A car accident can be a very stressful experience. Among the many things a person should do immediately after the accident, there's also the process of dealing with your insurance company. Just filing an insurance claim and dealing with claim adjusters can be stressful and challenging. This article presents a number of do’s and don’ts in filing an insurance claim and dealing with your insurance company.
- quickly call your insurance agency
- review your insurance policy
- document the accident details
- document all interactions with the insurance agency
- save accident receipts and bills
- consult with an experienced attorney
- admit liability
- agree to be recorded by the insurance agent
- submit to an independent medical exam
- lie about the extent of your injuries
Call your insurance company’s 1-800 number preferably at the scene of the accident.
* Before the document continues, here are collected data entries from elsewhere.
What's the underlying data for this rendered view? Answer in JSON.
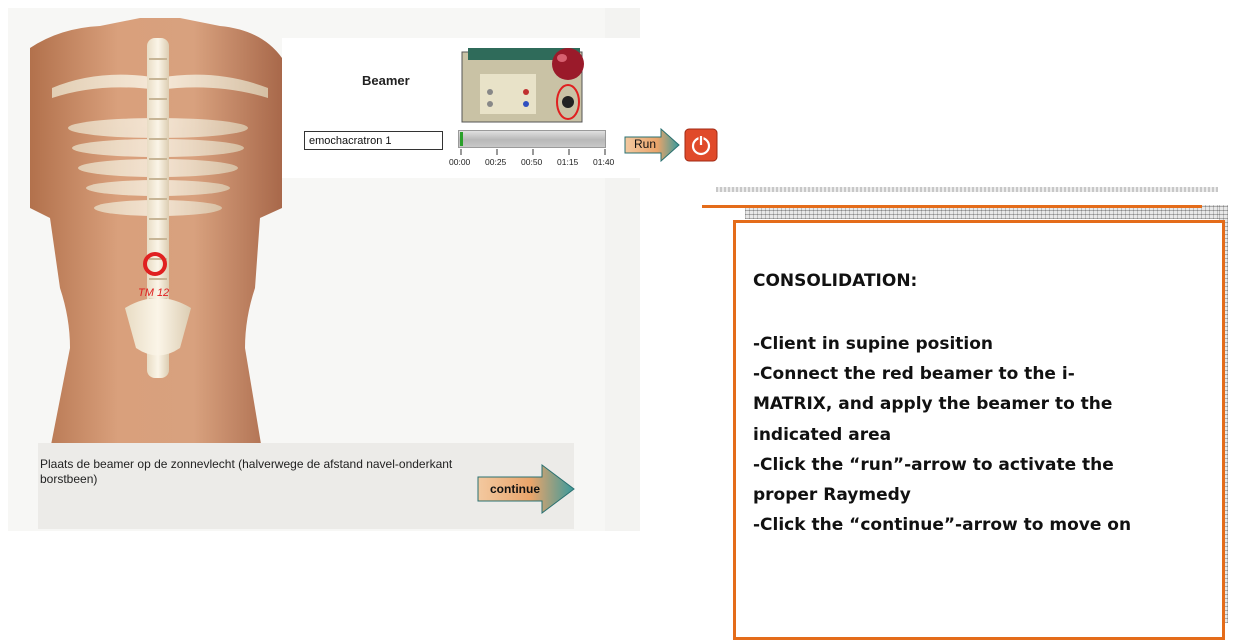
{
  "beamer": {
    "title": "Beamer",
    "program": "emochacratron 1",
    "progress": 0.02,
    "ticks": [
      "00:00",
      "00:25",
      "00:50",
      "01:15",
      "01:40"
    ],
    "run_label": "Run"
  },
  "figure": {
    "point_label": "TM 12"
  },
  "instruction": {
    "text": "Plaats de beamer op de zonnevlecht (halverwege de afstand navel-onderkant borstbeen)",
    "continue_label": "continue"
  },
  "consolidation": {
    "title": "CONSOLIDATION:",
    "items": [
      "-Client in supine position",
      "-Connect the red beamer to the  i-",
      "MATRIX, and apply the beamer to the",
      "indicated area",
      "-Click the  “run”-arrow to activate the",
      "proper Raymedy",
      "-Click the “continue”-arrow to move on"
    ]
  },
  "colors": {
    "accent_orange": "#e46c1a",
    "arrow_teal": "#3a9a9c",
    "power_red": "#e04a2a",
    "progress_green": "#2aa02a"
  }
}
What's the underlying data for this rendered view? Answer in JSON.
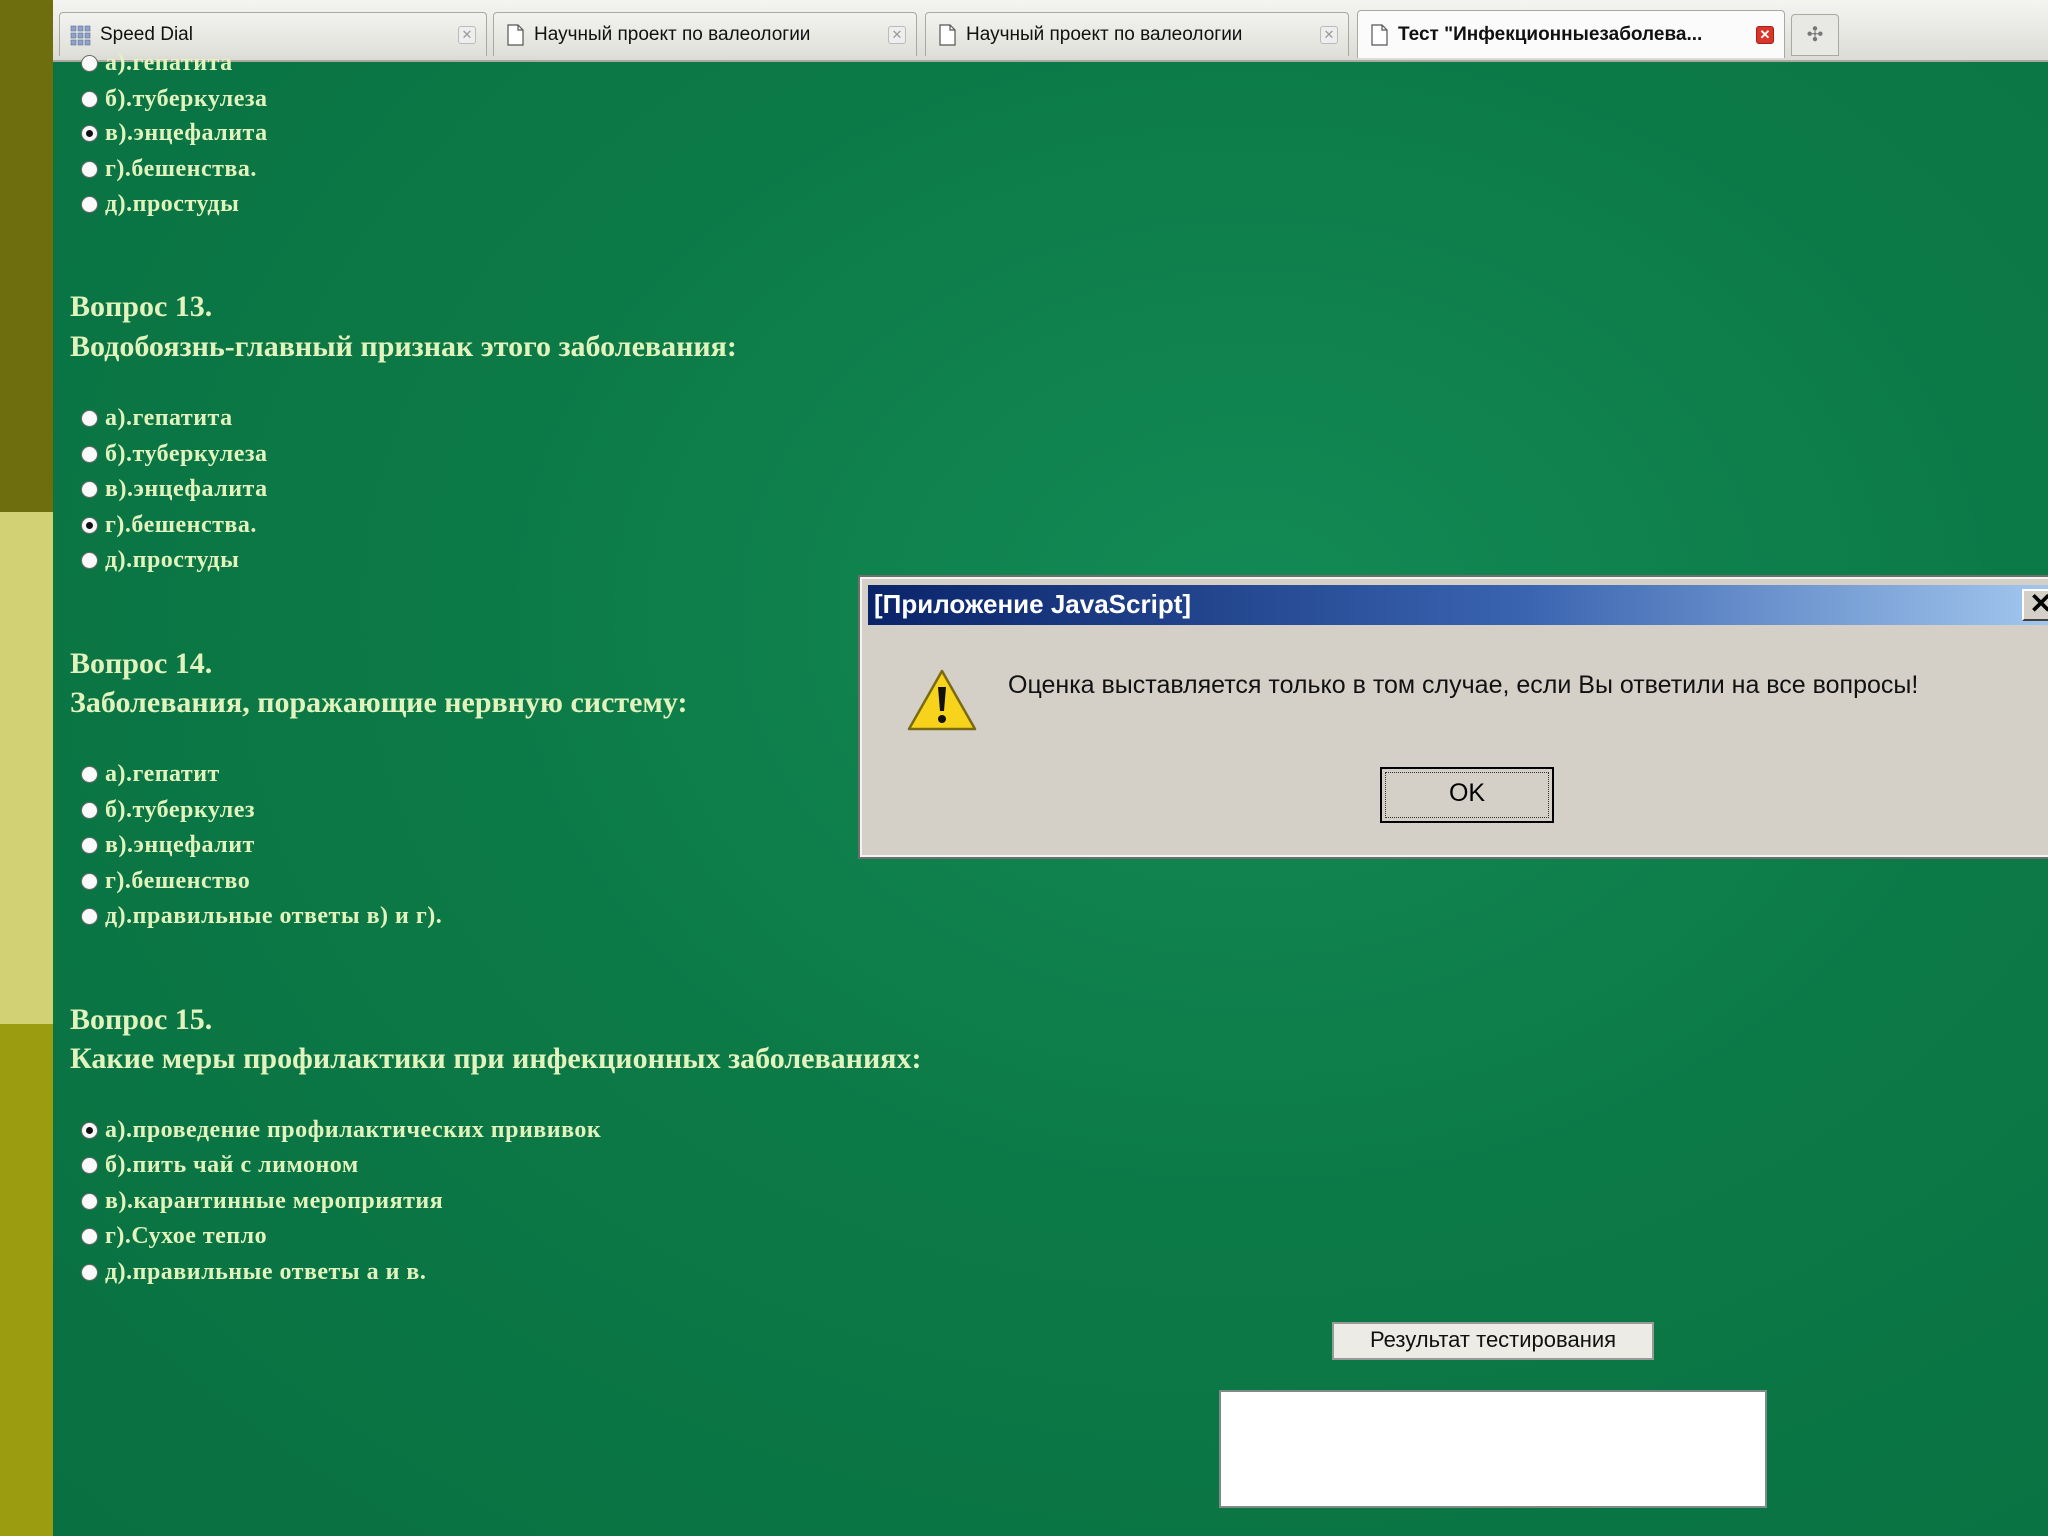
{
  "browser": {
    "tabs": [
      {
        "label": "Speed Dial",
        "icon": "speed-dial-grid-icon",
        "active": false
      },
      {
        "label": "Научный проект по валеологии",
        "icon": "page-icon",
        "active": false
      },
      {
        "label": "Научный проект по валеологии",
        "icon": "page-icon",
        "active": false
      },
      {
        "label": "Тест \"Инфекционныезаболева...",
        "icon": "page-icon",
        "active": true
      }
    ],
    "new_tab_symbol": "✣"
  },
  "questions": {
    "q12": {
      "options": [
        {
          "label": "а).гепатита",
          "checked": false
        },
        {
          "label": "б).туберкулеза",
          "checked": false
        },
        {
          "label": "в).энцефалита",
          "checked": true
        },
        {
          "label": "г).бешенства.",
          "checked": false
        },
        {
          "label": "д).простуды",
          "checked": false
        }
      ]
    },
    "q13": {
      "number": "Вопрос 13.",
      "text": "Водобоязнь-главный признак этого заболевания:",
      "options": [
        {
          "label": "а).гепатита",
          "checked": false
        },
        {
          "label": "б).туберкулеза",
          "checked": false
        },
        {
          "label": "в).энцефалита",
          "checked": false
        },
        {
          "label": "г).бешенства.",
          "checked": true
        },
        {
          "label": "д).простуды",
          "checked": false
        }
      ]
    },
    "q14": {
      "number": "Вопрос 14.",
      "text": "Заболевания, поражающие нервную систему:",
      "options": [
        {
          "label": "а).гепатит",
          "checked": false
        },
        {
          "label": "б).туберкулез",
          "checked": false
        },
        {
          "label": "в).энцефалит",
          "checked": false
        },
        {
          "label": "г).бешенство",
          "checked": false
        },
        {
          "label": "д).правильные ответы в) и г).",
          "checked": false
        }
      ]
    },
    "q15": {
      "number": "Вопрос 15.",
      "text": "Какие меры профилактики при инфекционных заболеваниях:",
      "options": [
        {
          "label": "а).проведение профилактических прививок",
          "checked": true
        },
        {
          "label": "б).пить чай с лимоном",
          "checked": false
        },
        {
          "label": "в).карантинные мероприятия",
          "checked": false
        },
        {
          "label": "г).Сухое тепло",
          "checked": false
        },
        {
          "label": "д).правильные ответы а и в.",
          "checked": false
        }
      ]
    }
  },
  "result": {
    "button_label": "Результат тестирования",
    "output_value": ""
  },
  "dialog": {
    "title": "[Приложение JavaScript]",
    "close_symbol": "✕",
    "icon": "warning-icon",
    "message": "Оценка выставляется только в том случае, если Вы ответили на все вопросы!",
    "ok_label": "OK"
  },
  "colors": {
    "page_background": "#0e7a4a",
    "question_text": "#e2f3bd",
    "dialog_titlebar_start": "#0a246a",
    "dialog_titlebar_end": "#a6caf0",
    "strip_dark": "#6e6e0e",
    "strip_light": "#d2d275",
    "strip_mid": "#9c9c10"
  }
}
The accident details are fresh in your mind, you're on the scene, and the police can speak to the insurance company if necessary and provide the most accurate assessment of the situation.
If you can’t call from the scene, call them as soon as possible afterward. Again, provide them the factual information about the accident. You do not have to describe every detail and should not until you have consulted with an experienced car accident and personal injury lawyer.
No two insurance policies are identical. Car insurance policies differ in terms of personal medical coverage, deductible for car repairs and replacement, third party medical coverage, eligibility for a rental car while your car is being repaired, replacement versus depreciated value and so on. You should pay particular attention to limitations of the policy associated with any legal charges filed against you such as a DUI or DWI. It is important you sit down and read through your policy and then go through it again with your insurance company. Understanding your coverage is critical to understanding what you need to do to best deal with this crisis. If you retain a lawyer, they will be able to assist you in understanding the extent of your coverage.
At the time of the accident you must collect as many details as you can about the other drivers involved, as well as the contact information of any witnesses. This must include the name, address, contact numbers, drivers' licenses and insurance information; even note a physical description of the other drivers involved. Take pictures or video of the scene and the other motorists and witnesses. Take down license plate numbers and VIN numbers of each vehicle. Take note of the name, badge number and contact information of the police involved. Get the police accident report number and request a copy of the report as soon as possible. When speaking with your insurance company they will need all of this information to begin the insurance claim process.
It is highly recommended you keep a diary of all conversations with your insurance company and their representatives. This information is critical in the unfortunate event you find yourself in court fighting against your own insurance company.
No matter how small an amount, keep all bills and receipts for expenses related to the accident. This even includes such things as cab fares, meals, medical deductibles, medicines and replacement of lost or broken personal items. The insurance companies have expense forms and limitations on expenses for some items, so it is important you communicate with the insurance company and understand the expense process, forms and limits. If you have retained a lawyer, quite often their office will submit and manage the expense process with the insurance company.
It is recommended you consult an experienced accident and personal injury lawyer even if the accident was minor. Most attorneys who specialize in automobile accidents will not charge for an initial consultation and will help you determine whether you need an attorney’s help or not. Legal representation in an injury claim is normally on a contingency fee basis and will not cost you out of pocket. Car accidents and insurance claims are complex and can become even more intricate if other motorists involved in the accident claim it was your fault or they have personal injuries. Unfortunately while an accident is a very traumatic event, it can become a prolonged personal crisis if there are sustained injuries by anyone involved or you're required to defend yourself in court.
When speaking with the police and insurance agent, keep to the facts. Do not admit liability. Beyond the police and your agent, do not talk to anyone about the accident unless you want them called against you in the court hearing. Car accidents are often the result of several circumstances. So do not assume that it is a result of something you did or did not do. Leave that to the police and the insurance investigators to determine.
When speaking on the phone with your insurance agent, assume they are recording the conversation. Tell the agent that you do not want to be recorded or if asked specifically to be recorded, politely decline.
The insurance company may recommend or even require an independent medical examination. If this happens, it is recommended you consult with an experienced accident and personal injury attorney before the examination. Note that this medical professional likely works for the insurance company. Be sure to have your own chosen exam and inquiry report to ensure a fair assessment.
Insurance companies will often hire investigators to watch and follow you to determine if your injuries are real. So be truthful about your injuries or your entire claim could be denied or weakened. You could even be taken to court.
Always remember that insurance companies are a business and as such they will always try to pay out the minimum amount of money to victims of an accident. So never accept the first settlement offer from the insurance company. A qualified and experienced car accident and personal injury attorney will be able to help you through the legal, insurance and medical maze and best represent your interests to ensure you are treated fairly as you deal with this personal crisis.